Emerson Polling also prides itself on trying other emerging technologies, this year incorporating pre-matched panelists, using voter files and other data points to confirm that poll participants are in the states they say they are located.
“We’re always innovating,” said Kimball. “We test new modes to see how they perform, and as our channels of communication continue to evolve, so do the data collection methods of the program.”
Although new technologies have emerged, Emerson Polling also continues to embrace traditional methods to reach specific populations.
Landline phone calls are still used, in part because they reach an older and typically rural demographic.
“We meet people where they are,” said Matt Taglia, Senior Director of Emerson College Polling.
“2016 was effectively the stone age for many pollsters, who still relied on 30-minute phone calls with a live operator to collect their data. Most people – and especially young people – don’t have the time or patience for that,” Taglia said.“We take a mixed-mode approach using shorter, more engaging surveys to maximize the depth and breadth of the people we reach.
“Other pollsters are just now catching up to this methodology,” Taglia said.
Classroom as Laboratory
Elections, according to Kimball, are proving grounds for determining the effectiveness of these innovations.
“Elections reveal if our data is skewed, helping us refine our methods,” Kimball explained. “We’re poised for tremendous growth, because we’re leaders in innovation.”
Camille Mumford ’20, MA ’22, a former student of Kimball’s during the 2016 election, and now Emerson Polling Communications Director and an affiliated faculty member in Emerson’s Communication Studies Department, teaches a class called Survey Research Methods. She reflected on the educational impact of the program.
“Students in Communication Studies and Political Communication learn the survey research industry in the classroom,” said Mumford. “We collaborate across departments to show how important understanding surveys and audience analysis is.”

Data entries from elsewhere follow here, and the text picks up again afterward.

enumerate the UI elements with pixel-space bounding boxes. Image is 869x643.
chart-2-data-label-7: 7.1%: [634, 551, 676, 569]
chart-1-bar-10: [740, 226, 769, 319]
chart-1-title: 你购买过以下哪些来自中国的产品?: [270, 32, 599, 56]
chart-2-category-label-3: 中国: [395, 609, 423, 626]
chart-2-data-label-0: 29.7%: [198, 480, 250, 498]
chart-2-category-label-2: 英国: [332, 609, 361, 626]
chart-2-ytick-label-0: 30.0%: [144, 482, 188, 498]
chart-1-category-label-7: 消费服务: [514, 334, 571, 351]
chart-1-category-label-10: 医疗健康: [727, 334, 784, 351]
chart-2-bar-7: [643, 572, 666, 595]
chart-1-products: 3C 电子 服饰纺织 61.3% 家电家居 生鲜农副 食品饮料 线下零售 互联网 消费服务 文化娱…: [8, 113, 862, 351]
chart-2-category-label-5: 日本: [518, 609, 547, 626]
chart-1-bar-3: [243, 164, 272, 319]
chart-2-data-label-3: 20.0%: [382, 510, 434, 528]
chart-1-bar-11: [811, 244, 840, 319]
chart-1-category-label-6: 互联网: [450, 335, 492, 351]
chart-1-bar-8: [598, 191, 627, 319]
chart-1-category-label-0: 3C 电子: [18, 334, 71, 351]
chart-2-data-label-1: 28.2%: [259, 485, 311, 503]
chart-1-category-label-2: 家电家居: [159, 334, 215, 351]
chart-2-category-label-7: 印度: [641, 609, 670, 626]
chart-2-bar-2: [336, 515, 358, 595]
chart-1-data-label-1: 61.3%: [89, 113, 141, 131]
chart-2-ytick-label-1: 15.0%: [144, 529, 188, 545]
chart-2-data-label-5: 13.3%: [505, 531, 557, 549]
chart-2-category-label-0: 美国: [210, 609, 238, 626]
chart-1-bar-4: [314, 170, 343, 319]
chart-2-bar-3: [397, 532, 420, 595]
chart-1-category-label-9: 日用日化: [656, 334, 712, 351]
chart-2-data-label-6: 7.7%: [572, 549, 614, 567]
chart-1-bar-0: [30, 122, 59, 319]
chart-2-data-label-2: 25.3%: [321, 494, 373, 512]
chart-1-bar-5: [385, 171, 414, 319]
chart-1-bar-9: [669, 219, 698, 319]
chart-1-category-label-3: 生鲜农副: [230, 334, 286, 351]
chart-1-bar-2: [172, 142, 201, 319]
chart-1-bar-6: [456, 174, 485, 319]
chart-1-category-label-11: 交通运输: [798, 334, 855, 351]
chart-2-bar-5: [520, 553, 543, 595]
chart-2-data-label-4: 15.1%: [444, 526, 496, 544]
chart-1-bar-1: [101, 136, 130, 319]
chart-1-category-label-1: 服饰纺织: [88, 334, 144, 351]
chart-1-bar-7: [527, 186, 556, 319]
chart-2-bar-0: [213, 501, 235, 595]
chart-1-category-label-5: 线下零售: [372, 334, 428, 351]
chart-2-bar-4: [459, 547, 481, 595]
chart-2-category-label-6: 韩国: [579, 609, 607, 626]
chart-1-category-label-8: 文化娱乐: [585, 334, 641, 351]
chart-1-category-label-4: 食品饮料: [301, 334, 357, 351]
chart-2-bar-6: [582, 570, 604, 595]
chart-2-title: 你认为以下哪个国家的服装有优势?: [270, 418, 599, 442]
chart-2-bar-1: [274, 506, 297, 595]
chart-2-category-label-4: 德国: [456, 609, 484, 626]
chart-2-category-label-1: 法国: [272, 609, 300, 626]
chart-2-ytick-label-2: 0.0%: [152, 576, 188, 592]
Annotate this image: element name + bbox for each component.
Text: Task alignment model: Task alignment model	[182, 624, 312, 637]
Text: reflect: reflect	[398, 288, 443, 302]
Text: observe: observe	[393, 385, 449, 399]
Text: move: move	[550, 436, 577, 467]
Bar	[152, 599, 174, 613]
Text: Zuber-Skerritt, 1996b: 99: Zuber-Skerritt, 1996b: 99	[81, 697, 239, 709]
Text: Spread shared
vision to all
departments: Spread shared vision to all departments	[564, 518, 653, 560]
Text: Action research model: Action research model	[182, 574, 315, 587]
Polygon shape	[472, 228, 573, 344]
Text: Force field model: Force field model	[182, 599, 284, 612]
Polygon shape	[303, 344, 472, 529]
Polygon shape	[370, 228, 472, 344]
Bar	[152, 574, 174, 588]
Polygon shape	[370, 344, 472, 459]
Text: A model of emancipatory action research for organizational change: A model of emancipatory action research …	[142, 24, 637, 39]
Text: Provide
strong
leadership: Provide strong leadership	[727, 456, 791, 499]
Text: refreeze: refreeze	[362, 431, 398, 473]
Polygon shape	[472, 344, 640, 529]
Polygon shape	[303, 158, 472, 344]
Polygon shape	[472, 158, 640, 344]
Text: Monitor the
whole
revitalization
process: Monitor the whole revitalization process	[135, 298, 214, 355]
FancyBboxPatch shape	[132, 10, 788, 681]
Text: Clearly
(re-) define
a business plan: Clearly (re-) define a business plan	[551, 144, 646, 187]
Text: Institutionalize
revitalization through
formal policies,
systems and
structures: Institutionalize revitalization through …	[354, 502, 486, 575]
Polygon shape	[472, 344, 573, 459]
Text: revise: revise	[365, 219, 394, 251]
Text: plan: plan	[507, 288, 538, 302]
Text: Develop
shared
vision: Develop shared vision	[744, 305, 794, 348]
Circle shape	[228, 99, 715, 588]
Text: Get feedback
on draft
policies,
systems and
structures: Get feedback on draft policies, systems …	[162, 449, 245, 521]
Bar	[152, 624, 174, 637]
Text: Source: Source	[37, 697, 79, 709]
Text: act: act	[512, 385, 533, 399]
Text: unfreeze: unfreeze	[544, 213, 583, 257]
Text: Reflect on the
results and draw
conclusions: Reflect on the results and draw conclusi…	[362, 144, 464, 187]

This collaboration includes partnerships with Writing, Literature & Publishing Associate Professor Susanne Althoff’s Writing for The Boston Globe class, which worked with Emerson Polling last spring to survey 6,000 New Englanders on their opinions about higher education.
Students are witnessing firsthand the future of data collection—and, Kimball suggests, the classroom is the best laboratory for testing ideas that shape the future.
The future of polling also presents opportunities beyond politics. Election polling is a billion-dollar industry and survey research is about an $8 billion industry, Kimball said. Emerson Polling is eyeing broader applications in market research, academia, and health communications.
“We’ve only scratched the surface,” said Kimball. “We’ve done COVID, vaccine, and health studies like bird flu and fatty liver disease. There’s a lot of research we can now conduct using these new data collection methods which were too costly to conduct in the past.”